November 18, 2018

Your Letters

The Sadat Legacy

The Jewish Journal must be praised for publishing that very eloquent article by Yuval Rotem, the consul general of the State of Israel (“The Sadat Legacy: 25 Years Later,” Dec. 13).

But I must take issue with Rotem on one point. In the paragraph where he states that peace with the Palestinians will only come about when an enlightened leader emerges from the warring factions that lead them, and that Israel will surrender the occupied territories to them if they accept Israel and Jews in general.

I strongly disagree.

As long as Palestinian-inspired instability continues to exist in the Middle East, Israel must never surrender its sovereignty to anyone for whatever reason.

Dario Witer, Reseda

A ‘Final’ Decision

This entire feud has been instrumental in desecrating God’s name. Does Rabbi Boruch Shlomo Cunin really need another building? (“A ‘Final’ Decision Courts Trouble,” Dec. 13.) Our rabbis are supposed to model kindness, piety and righteousness. I see none of this being emulated by Cunin if the motivating drive behind this feud is money and property. Cunin’s mixed seating telethons bring in millions. The Torah, as I learned it, does not allow one to diverge from the law for money in this manner. From where I sit, I only see one more man using God to practice capitalism, not religion.

Edward Andrews, Los Angeles

Up a Tree Looking for a Home

South Bay goes beyond Palos Verdes, like Lomita, where you may find trees, affordable houses and a Jewish Orthodox Oasis: Chabad of South Bay — with daily minyanim, Torah classes, a Jewish school, a library, a mikvah and much more for an intensive religious life (“Up a Tree Looking for a Home” Dec. 13).

Dr. Jorge Weil, Los Angeles


The L.A. Jewish community has lost a rare spiritual leader of exceptional insight in Metivta’s financial crisis, (“Severe Financial Crisis Hits Metivta,” Dec. 13). Rabbi Rami Shapiro is a master teacher whose insights nourish the spirit and promote critical thinking in the best Jewish tradition. His poems and prayers are included in the liturgy of siddurim all across the country. It is unaccountable, and sad, that Los Angeles is unable to support this most authentically contemplative center of Jewish spiritual practice.

As a Metivta supporter with an ongoing daily contemplative practice, the absence of Shapiro and Judy Gordon leaves a huge hole in our community resources.

Catherine Klatzker, North Hollywood Shoah Foundation

I was fortunate enough to cover the Shoah Foundation annual banquet on Dec. 5 (“Tackling the Future,” Dec. 6). As a 16-year-old professional journalist I was not emotionally prepared for the evening. When I arrived I was escorted to an area where I was allowed to access, by way of computers, testimonies of Holocaust survivors.

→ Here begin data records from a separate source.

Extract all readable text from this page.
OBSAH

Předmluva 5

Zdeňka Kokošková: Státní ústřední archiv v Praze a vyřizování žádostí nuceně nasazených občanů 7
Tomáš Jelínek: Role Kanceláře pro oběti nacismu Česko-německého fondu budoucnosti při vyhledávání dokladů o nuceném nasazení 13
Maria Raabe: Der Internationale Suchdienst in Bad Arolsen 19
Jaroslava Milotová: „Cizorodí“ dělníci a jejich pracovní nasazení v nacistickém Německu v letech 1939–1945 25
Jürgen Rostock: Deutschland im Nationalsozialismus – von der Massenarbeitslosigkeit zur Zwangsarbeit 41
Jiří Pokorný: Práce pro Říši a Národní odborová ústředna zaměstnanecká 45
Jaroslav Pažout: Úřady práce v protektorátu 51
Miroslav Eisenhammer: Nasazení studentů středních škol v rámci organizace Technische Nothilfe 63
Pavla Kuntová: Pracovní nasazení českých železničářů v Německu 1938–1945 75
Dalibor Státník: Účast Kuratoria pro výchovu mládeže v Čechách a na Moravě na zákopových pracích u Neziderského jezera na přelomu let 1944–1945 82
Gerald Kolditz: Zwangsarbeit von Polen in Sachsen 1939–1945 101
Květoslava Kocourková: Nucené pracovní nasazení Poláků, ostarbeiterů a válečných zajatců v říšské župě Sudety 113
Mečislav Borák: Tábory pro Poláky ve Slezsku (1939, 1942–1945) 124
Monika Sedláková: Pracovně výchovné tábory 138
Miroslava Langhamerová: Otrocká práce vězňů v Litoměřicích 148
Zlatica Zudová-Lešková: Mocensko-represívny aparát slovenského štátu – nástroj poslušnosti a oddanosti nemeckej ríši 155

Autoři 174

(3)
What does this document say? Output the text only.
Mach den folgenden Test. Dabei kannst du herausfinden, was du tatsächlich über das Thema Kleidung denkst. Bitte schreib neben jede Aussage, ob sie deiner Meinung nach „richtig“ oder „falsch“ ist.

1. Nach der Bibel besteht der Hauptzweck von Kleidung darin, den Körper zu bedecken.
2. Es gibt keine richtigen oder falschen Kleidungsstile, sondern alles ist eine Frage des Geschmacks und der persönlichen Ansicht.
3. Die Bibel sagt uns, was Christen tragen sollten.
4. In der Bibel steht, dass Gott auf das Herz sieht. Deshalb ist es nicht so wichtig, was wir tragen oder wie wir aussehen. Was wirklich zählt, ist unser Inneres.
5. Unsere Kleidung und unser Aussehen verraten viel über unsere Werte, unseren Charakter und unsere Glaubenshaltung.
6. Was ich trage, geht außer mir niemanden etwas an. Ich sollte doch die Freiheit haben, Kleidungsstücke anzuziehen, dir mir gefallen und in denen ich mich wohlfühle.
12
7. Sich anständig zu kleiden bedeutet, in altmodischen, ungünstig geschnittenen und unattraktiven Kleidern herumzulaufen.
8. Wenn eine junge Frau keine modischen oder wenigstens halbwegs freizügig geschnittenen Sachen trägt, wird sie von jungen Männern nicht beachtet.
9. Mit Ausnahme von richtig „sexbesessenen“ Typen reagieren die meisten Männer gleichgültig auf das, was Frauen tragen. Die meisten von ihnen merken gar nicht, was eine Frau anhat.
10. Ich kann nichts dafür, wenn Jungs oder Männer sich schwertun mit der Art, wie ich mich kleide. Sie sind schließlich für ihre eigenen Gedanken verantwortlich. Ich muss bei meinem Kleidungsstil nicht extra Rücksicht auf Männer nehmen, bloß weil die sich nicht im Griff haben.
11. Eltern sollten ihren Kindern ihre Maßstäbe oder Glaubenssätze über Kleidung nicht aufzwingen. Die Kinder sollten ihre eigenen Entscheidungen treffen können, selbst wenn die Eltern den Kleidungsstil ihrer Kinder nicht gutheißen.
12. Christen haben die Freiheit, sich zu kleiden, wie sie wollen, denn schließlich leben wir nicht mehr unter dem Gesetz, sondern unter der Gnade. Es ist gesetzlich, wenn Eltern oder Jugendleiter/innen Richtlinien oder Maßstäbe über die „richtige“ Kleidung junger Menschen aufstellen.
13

I was given the opportunity to personally interview some survivors who attended the event. They told me about their experiences and showed me their personal photographs that were taken at the camps. As a product of Jewish day schools, I learned about the Holocaust, but listening to survivors’ testimonies really made a durable impression. For me, the evening ended with an interview with Steven Spielberg who explained to me that the Shoah Foundation started out as a project, but it is now becoming an institution. I truly believe that by providing access to these personal accounts of the Holocaust, we are building a more tolerant and more humane generation.

Fred Medill, Beverly Hills

Henry Kissinger

The Workmen’s Circle/Arbeter Ring, Southern California District, has addressed a letter to Dr. Robert Wexler, president of the University of Judaism (UJ), questioning the propriety of inviting Henry Kissinger to speak on Jan. 13 under UJ auspices (“Hit Lecture Series Tries New Format,” Dec. 6).

Normally, we would not challenge another Jewish institution about whom it invites as a speaker. But Kissinger is globally regarded as a war criminal and mass murderer. He is wanted for questioning in several countries: Vietnam, Cambodia, Chile, East Timor. Here is a man known for a career of destabilizing and overthrowing legitimate governments, secret bombings, foreign invasions — secretly, because American sponsorship would have been too embarrassing to publicly acknowledge.

Kissinger has the blood of millions of people on his hands. What positive purpose is served now, in our multicultural city, by the UJ presenting this man as someone with the integrity and vision worthy of our Jewish traditions and institutions?

We are embarrassed, as Jews, and as United States and global citizens, that anyone would care to celebrate his career. Mass murder is not entertainment.